What is a Dataset?

As my last post highlighted, I’ve been thinking about how we can find and discover datasets and their related APIs and services. I’m thinking of putting together some simple tools to help explore and encourage the kind of linking that my diagram illustrated.

There’s some related work going on in a few areas which is also worth mentioning:

  • Within the UK Government Linked Data group there’s some work progressing around the notion of a “registry” for Linked Data that could be used to collect dataset metadata as well as supporting dataset discovery. There’s a draft specification which is open for comment. I’d recommend you ignore the term “registry” and see it more as a modular approach for supporting dataset discovery, lightweight Linked Data publishing, and “namespace management” (aka URL redirection). A registry function is really just one aspect of the model.
  • There’s an Open Data on the Web workshop in April which will cover a range of topics including dataset discovery. My current thoughts are partly preparation for that event (and I’m on the Programme Committee)
  • There’s been some discussion and a draft proposal for adding the Dataset type to Schema.org. This could result in the publication of more embedded metadata about datasets. I’m interested in tools that can extract that information and do something useful with it.

Thinking about these topics I realised that there are many definitions of “dataset”. Unsurprisingly it means different things in different contexts. If we’re defining models, registries and markup for describing datasets we may need to get a sense of what these different definitions actually are.

As a result, I ended up looking around for a series of definitions and I thought I’d write them down here.

Definitions of Dataset

Lets start with the most basic, for example Dictionary.com has the following definition:

“a collection of data records for computer processing”

Which is pretty vague. Wikipedia has a definition which derives from the terms use in a mainframe environment:

“A dataset (or data set) is a collection of data, usually presented in tabular form. Each column represents a particular variable. Each row corresponds to a given member of the dataset in question. It lists values for each of the variables, such as height and weight of an object. Each value is known as a datum. The dataset may comprise data for one or more members, corresponding to the number of rows.

Nontabular datasets can take the form of marked up strings of characters, such as an XML file.”

The W3C Data Catalog Vocabulary defines a dataset as:

“A collection of data, published or curated by a single source, and available for access or download in one or more formats.”

The JISC “Data Information Specialists Committee” have a definition of dataset as:

“…a group of data files–usually numeric or encoded–along with the documentation files (such as a codebook, technical or methodology report, data dictionary) which explain their production or use. Generally a dataset is un-usable for sound analysis by a second party unless it is well documented.”

Which is a good definition as it highlights that the dataset is more than just the individual data files or facts, it also consists of some documentation that supports its use or analysis. I also came across a document called “A guide to data development” (2007) from the National Data Development and Standards Unit in Australia which describes a dataset as

“A data set is a set of data that is collected for a specific purpose. There are many ways in which data can be collected—for example, as part of service delivery, one-off surveys, interviews, observations, and so on.
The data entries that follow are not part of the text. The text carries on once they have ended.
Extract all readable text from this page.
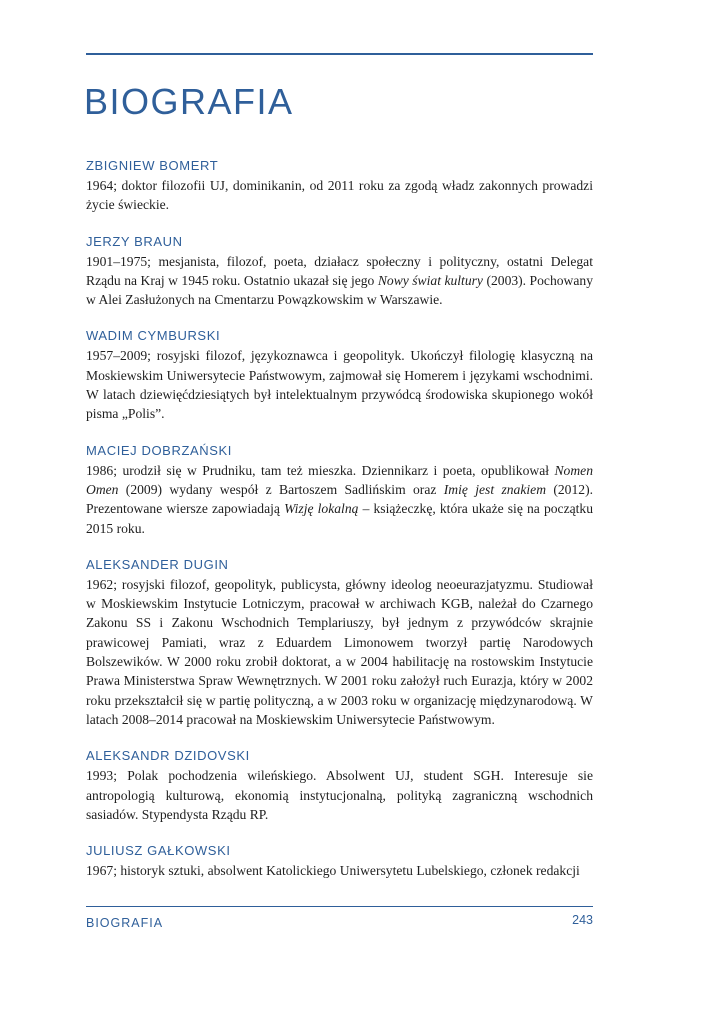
BIOGRAFIA
ZBIGNIEW BOMERT

1964; doktor filozofii UJ, dominikanin, od 2011 roku za zgodą władz zakonnych prowadzi życie świeckie.

JERZY BRAUN

1901–1975; mesjanista, filozof, poeta, działacz społeczny i polityczny, ostatni Delegat Rządu na Kraj w 1945 roku. Ostatnio ukazał się jego Nowy świat kultury (2003). Pochowany w Alei Zasłużonych na Cmentarzu Powązkowskim w Warszawie.

WADIM CYMBURSKI

1957–2009; rosyjski filozof, językoznawca i geopolityk. Ukończył filologię klasyczną na Moskiewskim Uniwersytecie Państwowym, zajmował się Homerem i językami wschodnimi. W latach dziewięćdziesiątych był intelektualnym przywódcą środowiska skupionego wokół pisma „Polis”.

MACIEJ DOBRZAŃSKI

1986; urodził się w Prudniku, tam też mieszka. Dziennikarz i poeta, opublikował Nomen Omen (2009) wydany wespół z Bartoszem Sadlińskim oraz Imię jest znakiem (2012). Prezentowane wiersze zapowiadają Wizję lokalną – książeczkę, która ukaże się na początku 2015 roku.

ALEKSANDER DUGIN

1962; rosyjski filozof, geopolityk, publicysta, główny ideolog neoeurazjatyzmu. Studiował w Moskiewskim Instytucie Lotniczym, pracował w archiwach KGB, należał do Czarnego Zakonu SS i Zakonu Wschodnich Templariuszy, był jednym z przywódców skrajnie prawicowej Pamiati, wraz z Eduardem Limonowem tworzył partię Narodowych Bolszewików. W 2000 roku zrobił doktorat, a w 2004 habilitację na rostowskim Instytucie Prawa Ministerstwa Spraw Wewnętrznych. W 2001 roku założył ruch Eurazja, który w 2002 roku przekształcił się w partię polityczną, a w 2003 roku w organizację międzynarodową. W latach 2008–2014 pracował na Moskiewskim Uniwersytecie Państwowym.

ALEKSANDR DZIDOVSKI

1993; Polak pochodzenia wileńskiego. Absolwent UJ, student SGH. Interesuje sie antropologią kulturową, ekonomią instytucjonalną, polityką zagraniczną wschodnich sasiadów. Stypendysta Rządu RP.

JULIUSZ GAŁKOWSKI

1967; historyk sztuki, absolwent Katolickiego Uniwersytetu Lubelskiego, członek redakcji

BIOGRAFIA	243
In order to ensure that the meaning of data in the data set is clearly understood and data can be consistently collected and used, data are defined using metadata…”

This too has the notion of context and clear definitions to support usage, but also notes that the data may be collected in a variety of ways.

A Legal Definition

As it happens, there’s also a legal definition of a dataset in the UK, at least as far as it relates to the Freedom of Information. The “Protections of Freedom Act 2012 Part 6, (102) c” includes the following definition:

In this Act “dataset” means information comprising a collection of information held in electronic form where all or most of the information in the collection—

  • (a)has been obtained or recorded for the purpose of providing a public authority with information in connection with the provision of a service by the authority or the carrying out of any other function of the authority,
  • (b)is factual information which—
    • (i)is not the product of analysis or interpretation other than calculation, and
    • (ii)is not an official statistic (within the meaning given by section 6(1) of the Statistics and Registration Service Act 2007), and
  • (c)remains presented in a way that (except for the purpose of forming part of the collection) has not been organised, adapted or otherwise materially altered since it was obtained or recorded.”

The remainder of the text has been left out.